Moving on to the next side, I'll touch on just a few practical examples from our experience. I won't go into great detail on these.
We have a number of projects under way in British Columbia, some that have been operating for a couple of years and some under development. The one in front of you here, on brownfield redevelopment, is in Coquitlam, British Columbia. It's redeveloping an old industrial site. We put the project together, a private developer is doing the development, we're working with them on the energy system, and the City of Coquitlam has provided the support from a zoning perspective and is helping us move down the path to make this come together. It will be a multiple-use, residential, commercial, industrial complex, with a mix of energy sources. There's a local recycling plant that has waste heat that will be incorporated, a geo-exchange or geothermal application, possibilities to add a biomass boiler and natural gas into the grid, and potentially even solar-thermal, those types of things, on each building--so a mix and match of where things go. This will be built out over a period of time, obviously as that neighbourhood develops.
Moving on to the next slide, it's another snapshot, a multi-unit residential complex on Vancouver Island. I won't spend too much time on this, but it's really a ground heat extraction system integrated with natural gas to be build out in a multi-family complex over a period of years.

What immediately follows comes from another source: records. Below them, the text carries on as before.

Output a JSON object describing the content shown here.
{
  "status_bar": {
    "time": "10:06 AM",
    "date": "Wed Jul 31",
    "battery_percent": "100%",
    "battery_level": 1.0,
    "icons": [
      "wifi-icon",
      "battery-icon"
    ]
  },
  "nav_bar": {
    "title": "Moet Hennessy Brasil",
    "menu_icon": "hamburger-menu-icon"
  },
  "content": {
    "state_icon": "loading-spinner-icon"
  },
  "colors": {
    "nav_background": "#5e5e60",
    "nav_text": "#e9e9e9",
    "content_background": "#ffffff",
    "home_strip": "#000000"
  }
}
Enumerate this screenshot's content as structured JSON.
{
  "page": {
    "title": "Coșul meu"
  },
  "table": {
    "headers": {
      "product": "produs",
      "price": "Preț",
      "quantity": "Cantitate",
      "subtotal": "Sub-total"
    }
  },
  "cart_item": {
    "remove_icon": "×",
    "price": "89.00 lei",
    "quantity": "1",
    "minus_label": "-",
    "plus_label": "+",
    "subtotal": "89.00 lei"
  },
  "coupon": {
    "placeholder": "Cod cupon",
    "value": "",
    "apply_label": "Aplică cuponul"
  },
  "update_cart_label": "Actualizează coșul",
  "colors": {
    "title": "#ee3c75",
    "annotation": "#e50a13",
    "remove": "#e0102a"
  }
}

The next system is an infill development in Victoria, British Columbia. It's an old retail building owned by the Hudson Bay that's being converted to condominiums. There are office complexes and a local hockey rink near this. What's contemplated there is a geo-exchange system on this condominium complex, and over time we'll build out and attach a variety of government office buildings, a skating rink, and other residential and commercial developments into an integrated district energy system within the city of Vancouver. So it's a mix and match of these.
We have smaller projects in smaller centres in British Columbia as well and have projects ongoing in cities in the north, in the central part of British Columbia, and the Lower Mainland-Vancouver area, all putting together different components of these types of systems.
I'll move on to the last slide, the community energy systems. I think this knits together the concept here, but really what we're looking for when we do these is this. You need one or more thermal energy sources, the ability to get heat out, because that's the bulk of what we're providing for heat and hot water. That thermal energy is transported through pipes and via water and you get the mix of end uses, which is what really drives the things. So if you have the combination of heating and cooling opportunities within that complex, then you're driving opportunities to optimize the whole system.
What we find when we put these together, really looking across the spectrum, is different solutions for different communities. So if you're going to be in British Columbia, Saskatchewan, or Ontario, there's a different climate, different types of industry and complexes there, and a built-to-suit solution for every community and every opportunity.